On Sat, 2020-06-27 at 13:38 +0200, Marc Glisse wrote:
> On Sat, 27 Jun 2020, Ilya Leoshkevich via Gcc-patches wrote:
>
> > Is there something specific that a compiler user should look out
> > for?
> > For example, here is the kernel code, from which the test was
> > derived:
> >
> > static inline void atomic_add(int i, atomic_t *v)
> > {
> > #ifdef CONFIG_HAVE_MARCH_Z196_FEATURES
> > if (__builtin_constant_p(i) && (i > -129) && (i < 128)) {
> > __atomic_add_const(i, &v->counter);
> > return;
> > }
> > #endif
> > __atomic_add(i, &v->counter);
> > }
> >
> > It looks very straightforward - can there still be something wrong
> > with its usage of b_c_p?
> >
> > > I'd recommend looking at the .ssa dump and walk forward from
> > > there if
> > > the .ssa dump looks correct.
> >
> > Well, 021t.ssa already has:
> >
> > __attribute__((gnu_inline))
> > __atomic_add_const (intD.6 valD.2269, intD.6 * ptrD.2270)
> > {
> > intD.6 val_3(D) = valD.2269;
> > intD.6 * ptr_2(D) = ptrD.2270;
> > ;; basic block 2, loop depth 0, maybe hot
> > ;; prev block 0, next block 1, flags: (NEW)

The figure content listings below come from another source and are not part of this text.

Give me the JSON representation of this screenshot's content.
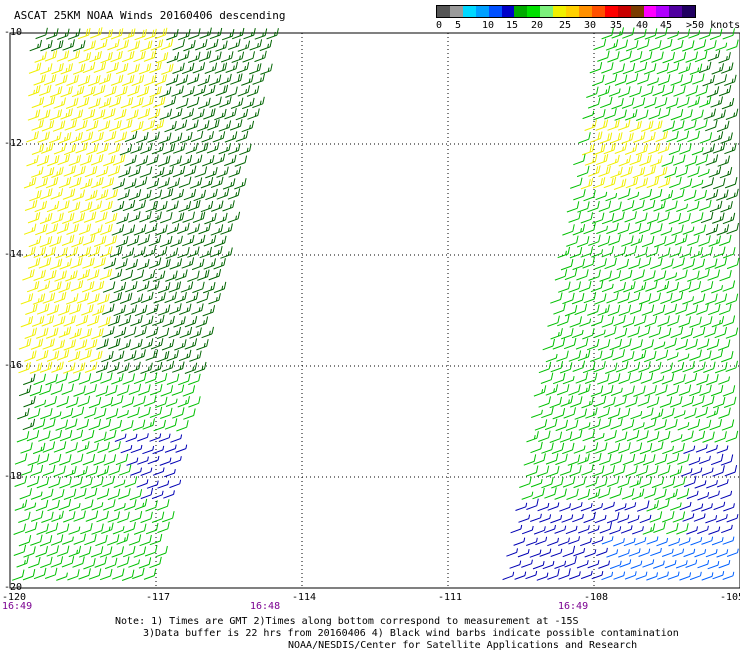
{
  "title": "ASCAT 25KM NOAA Winds 20160406 descending",
  "legend": {
    "labels": [
      "0",
      "5",
      "10",
      "15",
      "20",
      "25",
      "30",
      "35",
      "40",
      "45",
      ">50 knots"
    ],
    "colors": [
      "#555555",
      "#9a9a9a",
      "#00d8ff",
      "#00a0ff",
      "#0050ff",
      "#0000c8",
      "#00aa00",
      "#00e000",
      "#7cf07c",
      "#f0f000",
      "#ffd000",
      "#ff9000",
      "#ff5000",
      "#ff0000",
      "#c80000",
      "#7a3c00",
      "#ff00ff",
      "#b000ff",
      "#5000a0",
      "#200060"
    ]
  },
  "map": {
    "lon_ticks": [
      "-120",
      "-117",
      "-114",
      "-111",
      "-108",
      "-105"
    ],
    "lat_ticks": [
      "-10",
      "-12",
      "-14",
      "-16",
      "-18",
      "-20"
    ],
    "time_labels": [
      "16:49",
      "16:48",
      "16:49"
    ],
    "lon_range": [
      -120,
      -105
    ],
    "lat_range": [
      -20,
      -10
    ],
    "grid": true,
    "swaths": [
      {
        "name": "west",
        "regions": [
          {
            "color": "#006400",
            "speed_knots": 17
          },
          {
            "color": "#f0f000",
            "speed_knots": 22
          },
          {
            "color": "#00c000",
            "speed_knots": 12
          },
          {
            "color": "#0000b4",
            "speed_knots": 7
          }
        ]
      },
      {
        "name": "east",
        "regions": [
          {
            "color": "#00c000",
            "speed_knots": 12
          },
          {
            "color": "#f0f000",
            "speed_knots": 21
          },
          {
            "color": "#006400",
            "speed_knots": 16
          },
          {
            "color": "#0000b4",
            "speed_knots": 7
          },
          {
            "color": "#0060ff",
            "speed_knots": 6
          }
        ]
      }
    ]
  },
  "notes": [
    "Note: 1) Times are GMT 2)Times along bottom correspond to measurement at -15S",
    "3)Data buffer is 22 hrs from 20160406 4) Black wind barbs indicate possible contamination",
    "NOAA/NESDIS/Center for Satellite Applications and Research"
  ]
}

> > ;; pred: ENTRY (FALLTHRU)
> > # .MEM_4 = VDEF <.MEM_1(D)>
> > __asm__ __volatile__("asi %0,%1
> > " : "ptr" "=Q" *ptr_2(D) : "val" "i" val_3(D), "Q" *ptr_2(D) :
> > "memory", "cc");
> > # VUSE <.MEM_4>
> > return;
> > ;; succ: EXIT
> >
> > }
> >
> > which is, strictly speaking, not correct, because val_3(D) and
> > valD.2269 are not constant. But as far as I understand we are
> > willing
> > to tolerate trees like this until a certain point.
> >
> > What is this point supposed to be? If I understood you right,
> > 106t.thread1 is already too late - why is it so?
>
> Small remark: shouldn't __atomic_add_const be marked with the
> always_inline attribute, since it isn't usable when it isn't inlined?
I agree, this would be a good improvement (from both readability and
correctness perspectives).
Still, I just tried it, and unfortunately it did not help with the
issue at hand, most likely because the function is inlined either way.
021t.ssa still contains:
__attribute__((always_inline, gnu_inline))
__atomic_add_const (intD.6 valD.2269, intD.6 * ptrD.2270)
{
and threading still eliminates its inlined version.